In November 2025, Abé and Drewry saw the Hackney site for the first time; since then events moved quickly. They put the £200,000 together and took over a corner site that had once been Pidgin restaurant and before that a fish-and-chips shop, and opened on 26 March 2026. It is named after her favourite game bird.
At our lunch I was sitting opposite the bar at Teal which has an opening into the kitchen so I could watch Abé as she and her small brigade of women were hard at work. Then she came out, still smiling and carrying our two desserts. As with Sally Clarke at her restaurant and the late Skye Gyngell in her Spring restaurant, she exuded confidence and charm. And as Abé pointed out, ‘There is far more to running a restaurant than just cooking the food and that is what I would like to get across.
‘These are qualities I believe women can bring to professional kitchens. When I began cooking professionally 20 years ago, only 17% of all those working in them were women. It’s a percentage that has improved considerably but still has some way to go’, she concluded in a voice that would brook no opposition.

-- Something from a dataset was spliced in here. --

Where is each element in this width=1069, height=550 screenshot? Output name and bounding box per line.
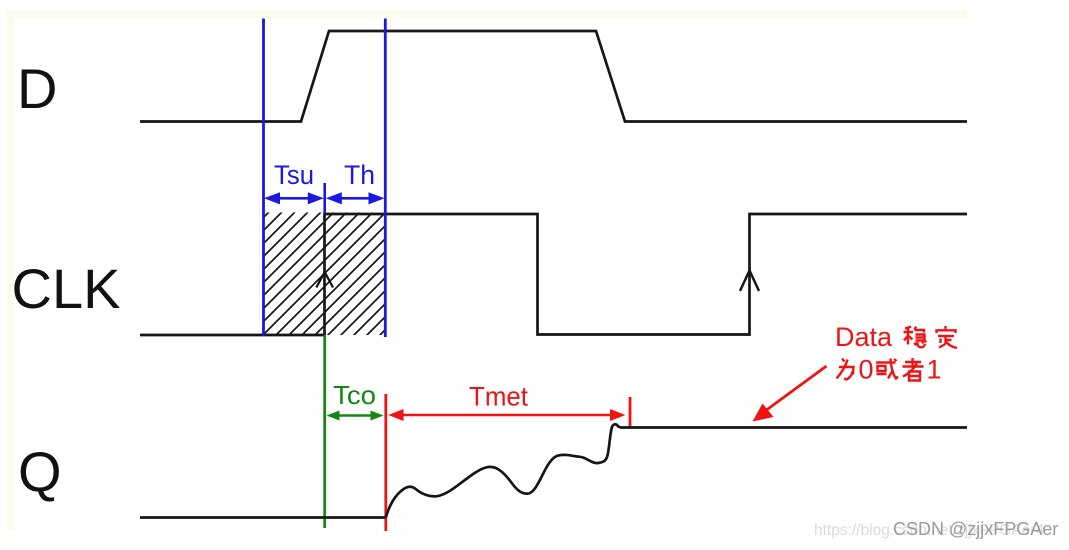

The cooking, the wine and the manner in which we were looked after at Teal were all terrific. It is, I repeat, small – there is no room in the kitchen for a walk-in fridge so they have to start every morning from scratch. And, as they find their feet, Abé and her small brigade are open only Thursday to Saturday for dinner and Friday to Sunday for lunch. But do persist: a reservation at Teal is well worth hunting down.